Thousands of manufacturing workers work under conditions that could be hazardous to their health. The most notable form of air pollution in manufacturing facilities comes from weld fumes. Weld fumes are produced, as their name would suggest, by welding. The welding process creates microscopic metal particles that are released into the air and can be breathed in by unsuspecting workers or bystanders.

Weld fumes are dangerous in large part due to their microscopic size. They are unnoticeable when ingested, and can collect in lungs, and even move on to the bloodstream. Foreign objects in the lungs and bloodstream is a cause for concern in any context, but these weld fumes become even more dangerous when manufacturing workers are welding certain kinds of metals. Exposure to particulates of hexavalent chromium or manganese, in particular, can cause severe health issues. These two metals are alarmingly prevalent in common metals, such as stainless steel. As it’s very likely that workers will encounter weld fumes containing these dangerous metals, caution is a must in a workplace where welding is taking place.

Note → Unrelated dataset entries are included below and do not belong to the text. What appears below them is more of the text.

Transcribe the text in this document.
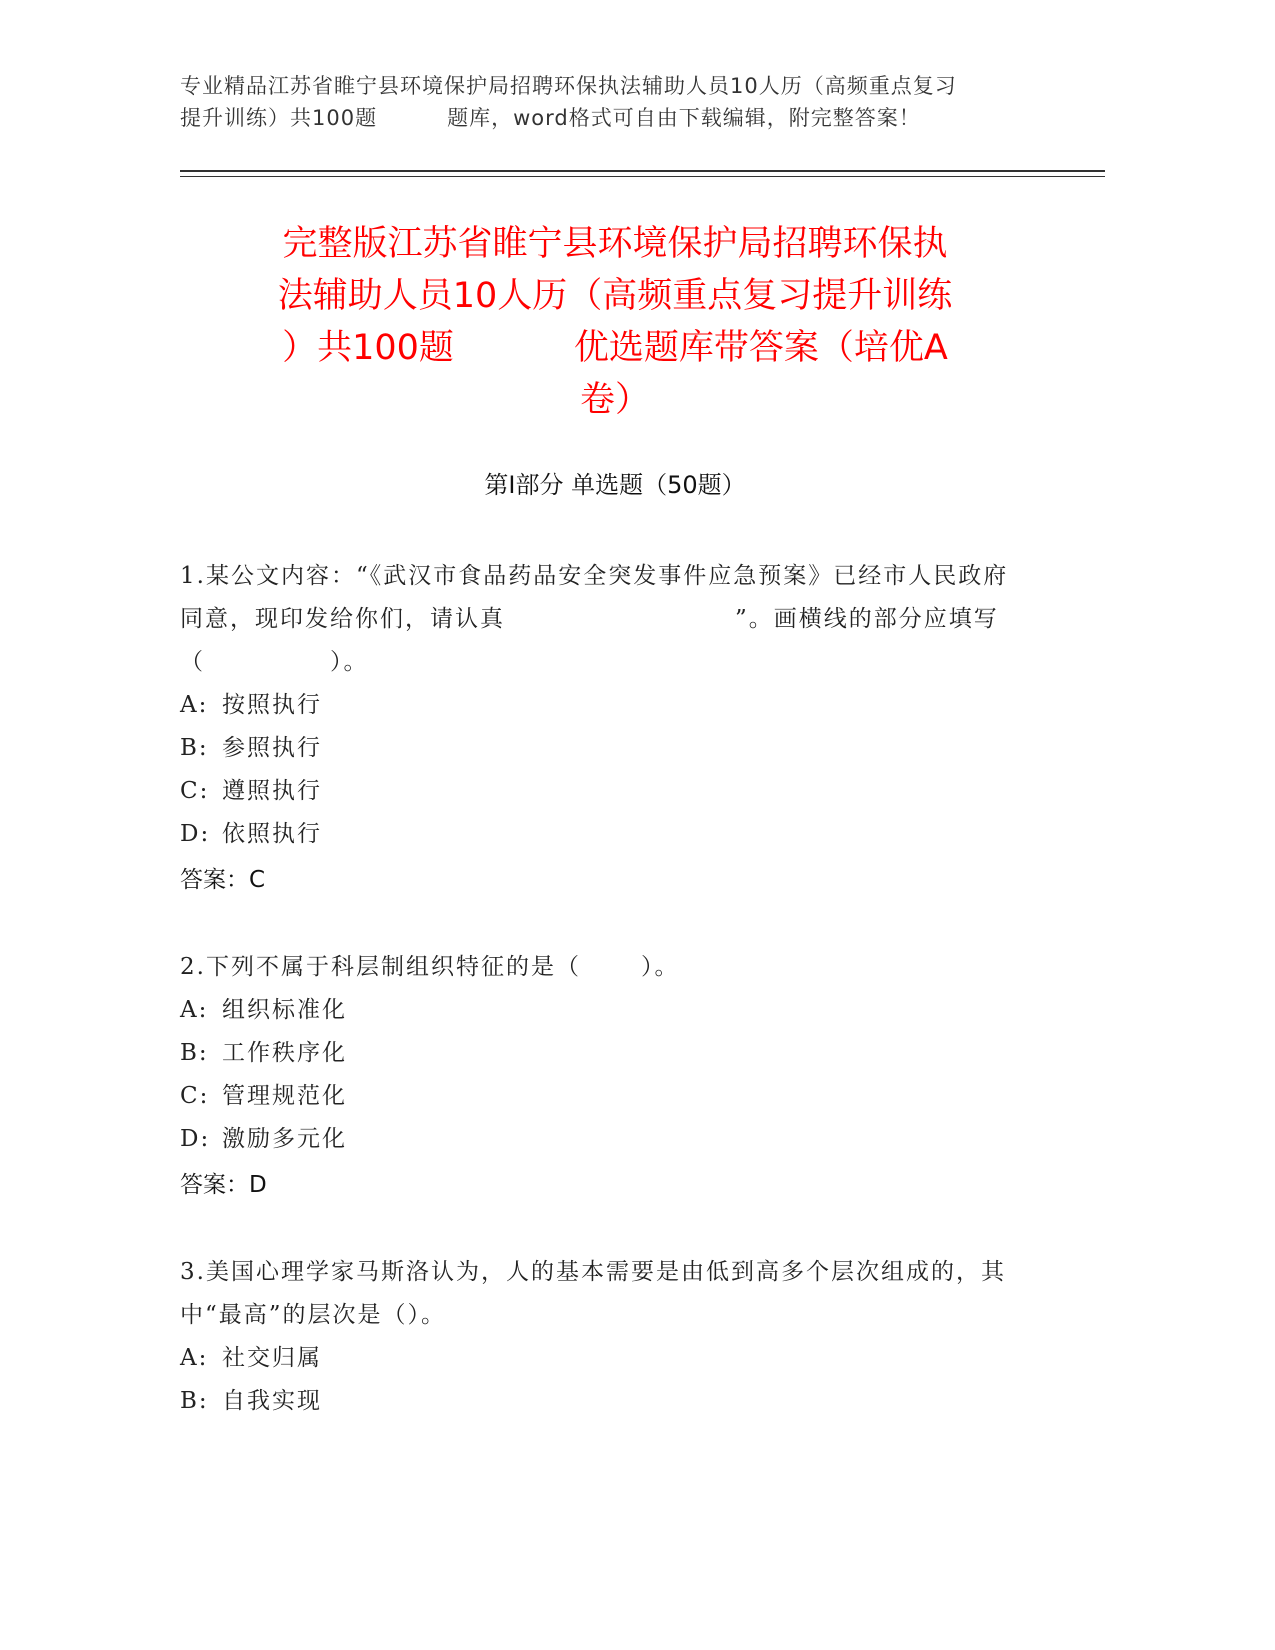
专业精品江苏省睢宁县环境保护局招聘环保执法辅助人员10人历（高频重点复习
提升训练）共100题	题库，word格式可自由下载编辑，附完整答案！
完整版江苏省睢宁县环境保护局招聘环保执
法辅助人员10人历（高频重点复习提升训练
）共100题	优选题库带答案（培优A
卷）
第Ⅰ部分 单选题（50题）
1.某公文内容：“《武汉市食品药品安全突发事件应急预案》已经市人民政府同意，现印发给你们，请认真	”。画横线的部分应填写（	）。
A: 按照执行
B: 参照执行
C: 遵照执行
D: 依照执行
答案：C
2.下列不属于科层制组织特征的是（	）。
A: 组织标准化
B: 工作秩序化
C: 管理规范化
D: 激励多元化
答案：D
3.美国心理学家马斯洛认为，人的基本需要是由低到高多个层次组成的，其中“最高”的层次是（）。
A: 社交归属
B: 自我实现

Manufacturing workers that have developed health issues from weld fumes have reported an array of symptoms. The most immediate and common symptoms are a pain in the eyes and throat, the two areas most immediately vulnerable to metallic particles. More serious exposure could lead to a prolonged illness with flu-like symptoms. Long-term exposure could even lead to permanent damage of the kidney and nervous system. In worst-case scenarios, exposure to the dangerous metals hexavalent chromium or manganese could lead to Parkinson’s-like symptoms or even cancer. The link between cancer and weld fumes is well-established by years of research and must be taken seriously.

With health risks this serious, it’s no surprise that there are stringent regulations surrounding the manufacturing industry, specifically around the emissions of weld fumes. OSHA has limits on the amount of fumes that workers can be exposed to in order to minimize the risks of contracting the myriad health issues associated with them. If facilities don’t abide by these regulations, they run the risk of being fined or sued.

Management at manufacturing facilities has a clear responsibility to their workers. A workplace that has weld fumes in it is by definition a hazardous one and must be managed with the utmost caution. Compliance with OSHA regulations is a must not only because of the consequences that come with breaking them, but also because of the well-being and dignity of the many workers who put their well-being at risk while welding every day.